EXPECT INCREASED PHANTOM TBML TRANSACTIONS IN 2024, MORE SHELL COMPANIES, DUE TO ISSUES AT MAJOR INTERNATIONAL SHIPPING CHOKE POINTS




While we have been explaining to compliance officers how laundrymen involved in Trade-Based Money Laundering (TBML) operations have been taking full advantage of the chaotic situation at the drought-plagued Panama Canal, the fear of attack enroute to the Suez and leaving the Ukraine, perhaps we should now focus on what indicia compliance officers might find as a result, to better equip them to identify TBML in 2024.

Given the massive trade disruption, which has complicated the tasks of frontline compliance officers who are assigned to TBML identification and interdiction,and their inability to apply legacy guidelines in search for financial crime, laundrymen are most certainly using far more phantom transactions than in the past.
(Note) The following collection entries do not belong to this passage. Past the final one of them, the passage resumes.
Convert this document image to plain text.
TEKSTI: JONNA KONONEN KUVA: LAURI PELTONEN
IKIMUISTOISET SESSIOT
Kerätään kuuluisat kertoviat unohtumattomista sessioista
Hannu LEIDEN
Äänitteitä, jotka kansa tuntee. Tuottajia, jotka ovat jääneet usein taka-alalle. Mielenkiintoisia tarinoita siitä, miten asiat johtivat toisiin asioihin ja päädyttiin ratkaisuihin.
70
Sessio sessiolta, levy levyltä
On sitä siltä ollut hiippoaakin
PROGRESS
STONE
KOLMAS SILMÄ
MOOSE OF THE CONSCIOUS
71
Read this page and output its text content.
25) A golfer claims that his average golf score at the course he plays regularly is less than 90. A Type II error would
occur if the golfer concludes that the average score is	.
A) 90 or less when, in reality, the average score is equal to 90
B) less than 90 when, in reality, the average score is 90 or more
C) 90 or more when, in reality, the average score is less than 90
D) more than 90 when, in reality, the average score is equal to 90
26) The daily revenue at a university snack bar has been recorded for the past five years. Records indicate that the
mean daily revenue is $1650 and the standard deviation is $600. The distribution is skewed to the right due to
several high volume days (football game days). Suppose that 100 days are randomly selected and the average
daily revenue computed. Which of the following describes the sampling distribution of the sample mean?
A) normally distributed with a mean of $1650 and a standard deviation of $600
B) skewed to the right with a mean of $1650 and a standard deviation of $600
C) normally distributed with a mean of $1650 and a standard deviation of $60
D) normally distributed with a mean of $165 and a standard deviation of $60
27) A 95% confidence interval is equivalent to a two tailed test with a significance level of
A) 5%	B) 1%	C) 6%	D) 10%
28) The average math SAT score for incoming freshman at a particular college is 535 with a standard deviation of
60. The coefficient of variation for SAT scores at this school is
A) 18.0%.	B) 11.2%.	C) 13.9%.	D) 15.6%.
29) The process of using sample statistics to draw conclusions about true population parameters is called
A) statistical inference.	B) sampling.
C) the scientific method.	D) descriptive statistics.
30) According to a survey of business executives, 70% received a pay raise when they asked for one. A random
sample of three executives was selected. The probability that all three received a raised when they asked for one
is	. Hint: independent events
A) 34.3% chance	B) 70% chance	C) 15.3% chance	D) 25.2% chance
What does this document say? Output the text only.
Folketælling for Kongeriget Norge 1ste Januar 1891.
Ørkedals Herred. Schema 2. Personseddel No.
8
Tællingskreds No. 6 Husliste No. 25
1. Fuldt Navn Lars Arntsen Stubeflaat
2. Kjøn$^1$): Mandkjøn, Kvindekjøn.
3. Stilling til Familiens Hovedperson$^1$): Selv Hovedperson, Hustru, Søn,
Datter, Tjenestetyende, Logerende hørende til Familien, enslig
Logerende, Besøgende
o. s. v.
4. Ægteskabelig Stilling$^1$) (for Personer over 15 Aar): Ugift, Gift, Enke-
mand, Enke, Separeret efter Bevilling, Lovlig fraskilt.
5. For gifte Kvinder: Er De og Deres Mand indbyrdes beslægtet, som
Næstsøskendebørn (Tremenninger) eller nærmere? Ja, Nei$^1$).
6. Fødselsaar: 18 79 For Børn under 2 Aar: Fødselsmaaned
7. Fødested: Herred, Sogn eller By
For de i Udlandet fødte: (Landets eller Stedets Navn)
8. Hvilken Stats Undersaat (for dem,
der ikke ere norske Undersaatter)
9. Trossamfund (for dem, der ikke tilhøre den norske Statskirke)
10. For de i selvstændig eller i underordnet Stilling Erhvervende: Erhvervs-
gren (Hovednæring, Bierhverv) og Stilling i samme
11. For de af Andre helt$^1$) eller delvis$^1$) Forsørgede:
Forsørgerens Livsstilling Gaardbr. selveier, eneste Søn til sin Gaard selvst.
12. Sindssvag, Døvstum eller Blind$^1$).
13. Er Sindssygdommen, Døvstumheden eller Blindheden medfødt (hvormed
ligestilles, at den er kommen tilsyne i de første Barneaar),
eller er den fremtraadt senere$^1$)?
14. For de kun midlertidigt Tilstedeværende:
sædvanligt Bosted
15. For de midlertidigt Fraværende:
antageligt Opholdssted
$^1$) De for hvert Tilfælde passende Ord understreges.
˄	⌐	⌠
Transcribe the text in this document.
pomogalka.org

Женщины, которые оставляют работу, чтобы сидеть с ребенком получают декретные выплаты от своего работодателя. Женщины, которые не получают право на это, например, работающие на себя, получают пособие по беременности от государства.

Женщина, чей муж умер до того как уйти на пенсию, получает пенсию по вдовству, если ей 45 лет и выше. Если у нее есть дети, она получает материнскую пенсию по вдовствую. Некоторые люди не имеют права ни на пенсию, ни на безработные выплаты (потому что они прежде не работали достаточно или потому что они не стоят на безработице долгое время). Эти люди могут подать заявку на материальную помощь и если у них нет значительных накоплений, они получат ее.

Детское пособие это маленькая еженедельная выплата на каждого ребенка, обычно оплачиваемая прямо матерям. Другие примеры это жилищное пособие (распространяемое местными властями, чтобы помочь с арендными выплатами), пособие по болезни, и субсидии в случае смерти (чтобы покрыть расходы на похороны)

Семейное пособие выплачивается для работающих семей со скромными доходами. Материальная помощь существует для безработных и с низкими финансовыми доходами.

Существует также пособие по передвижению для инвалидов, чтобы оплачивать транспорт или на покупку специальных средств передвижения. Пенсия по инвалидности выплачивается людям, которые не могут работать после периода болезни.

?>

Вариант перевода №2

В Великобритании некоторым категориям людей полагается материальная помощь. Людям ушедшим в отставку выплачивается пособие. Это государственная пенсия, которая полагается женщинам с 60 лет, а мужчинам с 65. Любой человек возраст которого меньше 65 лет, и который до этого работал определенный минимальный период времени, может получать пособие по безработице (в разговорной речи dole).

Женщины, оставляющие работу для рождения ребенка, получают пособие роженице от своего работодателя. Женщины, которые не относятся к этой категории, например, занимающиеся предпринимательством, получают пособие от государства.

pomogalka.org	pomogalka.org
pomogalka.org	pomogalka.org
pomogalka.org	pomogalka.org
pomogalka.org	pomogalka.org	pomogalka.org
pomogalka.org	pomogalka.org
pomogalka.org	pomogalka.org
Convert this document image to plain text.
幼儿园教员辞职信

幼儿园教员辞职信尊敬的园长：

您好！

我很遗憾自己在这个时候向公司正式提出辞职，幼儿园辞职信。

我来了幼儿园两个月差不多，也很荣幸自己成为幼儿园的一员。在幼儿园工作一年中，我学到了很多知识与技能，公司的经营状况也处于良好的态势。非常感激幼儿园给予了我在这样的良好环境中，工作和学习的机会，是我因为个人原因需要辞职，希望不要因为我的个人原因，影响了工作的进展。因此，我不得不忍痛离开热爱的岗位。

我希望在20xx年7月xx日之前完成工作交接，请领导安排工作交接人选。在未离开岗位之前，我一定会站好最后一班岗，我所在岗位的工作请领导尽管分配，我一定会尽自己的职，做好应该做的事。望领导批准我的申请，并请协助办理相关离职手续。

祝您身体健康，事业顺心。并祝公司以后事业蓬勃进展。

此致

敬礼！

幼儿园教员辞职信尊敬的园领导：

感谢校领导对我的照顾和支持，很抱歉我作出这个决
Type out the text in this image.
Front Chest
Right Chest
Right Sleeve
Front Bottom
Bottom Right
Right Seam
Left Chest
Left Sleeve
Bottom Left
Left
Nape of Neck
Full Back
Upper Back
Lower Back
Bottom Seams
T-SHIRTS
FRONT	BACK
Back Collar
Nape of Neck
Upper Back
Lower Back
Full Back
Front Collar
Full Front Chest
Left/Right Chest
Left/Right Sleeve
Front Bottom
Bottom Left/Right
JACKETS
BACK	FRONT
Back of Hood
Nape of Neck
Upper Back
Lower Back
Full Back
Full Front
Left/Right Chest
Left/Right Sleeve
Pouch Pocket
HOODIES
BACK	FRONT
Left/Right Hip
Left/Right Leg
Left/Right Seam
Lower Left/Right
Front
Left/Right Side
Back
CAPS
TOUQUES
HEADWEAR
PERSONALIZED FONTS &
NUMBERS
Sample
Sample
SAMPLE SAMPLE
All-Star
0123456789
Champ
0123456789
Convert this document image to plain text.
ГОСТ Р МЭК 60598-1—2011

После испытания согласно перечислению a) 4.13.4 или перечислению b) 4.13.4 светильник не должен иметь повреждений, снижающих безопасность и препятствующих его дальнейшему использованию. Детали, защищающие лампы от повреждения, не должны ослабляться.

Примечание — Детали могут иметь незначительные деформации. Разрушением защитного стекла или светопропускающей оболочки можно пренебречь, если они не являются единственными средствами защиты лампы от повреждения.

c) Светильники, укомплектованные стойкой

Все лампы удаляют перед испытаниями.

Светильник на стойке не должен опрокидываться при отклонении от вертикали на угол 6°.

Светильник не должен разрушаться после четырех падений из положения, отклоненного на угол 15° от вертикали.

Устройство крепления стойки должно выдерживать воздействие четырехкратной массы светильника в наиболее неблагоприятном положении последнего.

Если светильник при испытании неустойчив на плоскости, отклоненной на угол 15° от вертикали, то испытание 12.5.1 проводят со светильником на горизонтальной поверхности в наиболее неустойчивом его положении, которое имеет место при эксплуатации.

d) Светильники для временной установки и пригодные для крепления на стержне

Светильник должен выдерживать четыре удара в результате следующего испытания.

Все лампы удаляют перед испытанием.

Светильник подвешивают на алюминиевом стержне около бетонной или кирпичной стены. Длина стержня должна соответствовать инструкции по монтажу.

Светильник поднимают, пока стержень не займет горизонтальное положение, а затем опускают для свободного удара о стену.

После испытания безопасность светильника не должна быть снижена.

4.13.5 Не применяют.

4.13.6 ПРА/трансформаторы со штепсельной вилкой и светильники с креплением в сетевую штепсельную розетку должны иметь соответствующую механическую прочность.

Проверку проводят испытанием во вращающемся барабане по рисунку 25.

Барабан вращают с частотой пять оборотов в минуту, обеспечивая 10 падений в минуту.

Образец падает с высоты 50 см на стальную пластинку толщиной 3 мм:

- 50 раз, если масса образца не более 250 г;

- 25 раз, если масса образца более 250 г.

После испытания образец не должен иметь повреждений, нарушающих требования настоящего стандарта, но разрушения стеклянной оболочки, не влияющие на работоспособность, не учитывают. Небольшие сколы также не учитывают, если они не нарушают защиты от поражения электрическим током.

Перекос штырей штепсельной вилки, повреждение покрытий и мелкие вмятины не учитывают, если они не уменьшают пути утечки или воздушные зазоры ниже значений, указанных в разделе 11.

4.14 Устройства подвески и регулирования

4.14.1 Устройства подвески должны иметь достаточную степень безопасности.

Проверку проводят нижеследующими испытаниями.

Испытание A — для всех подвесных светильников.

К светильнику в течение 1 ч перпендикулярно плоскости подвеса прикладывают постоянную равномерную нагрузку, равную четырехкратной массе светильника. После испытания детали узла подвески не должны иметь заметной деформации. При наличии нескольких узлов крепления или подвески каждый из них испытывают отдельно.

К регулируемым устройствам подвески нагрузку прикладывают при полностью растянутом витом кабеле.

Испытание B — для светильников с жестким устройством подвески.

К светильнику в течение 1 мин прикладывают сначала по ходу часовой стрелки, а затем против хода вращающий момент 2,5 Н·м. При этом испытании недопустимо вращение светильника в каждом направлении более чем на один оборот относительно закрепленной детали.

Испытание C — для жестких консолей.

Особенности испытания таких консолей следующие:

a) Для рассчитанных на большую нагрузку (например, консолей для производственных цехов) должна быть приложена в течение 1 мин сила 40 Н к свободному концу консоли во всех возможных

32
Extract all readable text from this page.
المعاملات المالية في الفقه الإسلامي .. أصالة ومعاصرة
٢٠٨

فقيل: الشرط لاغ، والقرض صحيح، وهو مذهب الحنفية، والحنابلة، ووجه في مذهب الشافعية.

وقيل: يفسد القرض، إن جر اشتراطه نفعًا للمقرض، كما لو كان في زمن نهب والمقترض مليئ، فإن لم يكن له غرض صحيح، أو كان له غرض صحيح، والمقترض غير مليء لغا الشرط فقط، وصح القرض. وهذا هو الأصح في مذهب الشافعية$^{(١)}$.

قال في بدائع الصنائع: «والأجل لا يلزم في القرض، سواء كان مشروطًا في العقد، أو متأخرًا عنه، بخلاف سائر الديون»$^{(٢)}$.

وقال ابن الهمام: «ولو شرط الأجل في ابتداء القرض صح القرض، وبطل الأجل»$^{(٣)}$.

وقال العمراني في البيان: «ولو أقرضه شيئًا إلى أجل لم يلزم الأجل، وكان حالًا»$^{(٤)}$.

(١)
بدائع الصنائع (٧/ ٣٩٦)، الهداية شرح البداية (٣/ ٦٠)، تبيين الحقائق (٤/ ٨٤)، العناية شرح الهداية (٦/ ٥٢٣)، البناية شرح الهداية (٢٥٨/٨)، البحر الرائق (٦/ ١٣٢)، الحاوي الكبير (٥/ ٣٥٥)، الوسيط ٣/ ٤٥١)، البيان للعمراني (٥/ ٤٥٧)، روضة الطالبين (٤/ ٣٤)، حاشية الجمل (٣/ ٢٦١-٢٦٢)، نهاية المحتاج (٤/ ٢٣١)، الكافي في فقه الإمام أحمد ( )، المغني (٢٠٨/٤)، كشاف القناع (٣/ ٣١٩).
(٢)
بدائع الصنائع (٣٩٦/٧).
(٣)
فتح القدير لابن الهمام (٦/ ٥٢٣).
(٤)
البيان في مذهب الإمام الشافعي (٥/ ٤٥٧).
The reason is that transport disruptions have made their analysis duties more difficult, and time-consuming to complete, due to the new unknowns. Thus, they are definitely not getting to examine the number of transactions they had previously been able to accomplish.

If more payment transactions are overlooked, simply due to the limitations of time, then so-called phantom transactions, where there is no shipment to back up a payment, have a greater chance of success, and are therefore increased. Laundrymen apply their own brand of risk-based procedures.

Additionally, the ability to invent totally bogus shell, shelf and front companies, which are ostensibly on the fringe of the international transportation industry, such as insurance, reinsurance, container leasing, spot space on vessels, and other businesses that serve the shipping world, will increase, simply because such support companies are typically neglected by compliance, and even more so now with the increased demands on time of compliance officers. Expect that they will choose deceptively similar corporate names, names of defunct companies in those trades, and even names that suggest they are owned by large multinationals. Laundrymen are always devious in that manner, and you should expect no less in 2024.

Compliance should heed this specific guidance, as it comes from my decade in a dark and unforgiving "profession," where one's resourcefulness often breeds success, and where a lack of imagination, and a routine manner of conducting AML compliance, results in failure.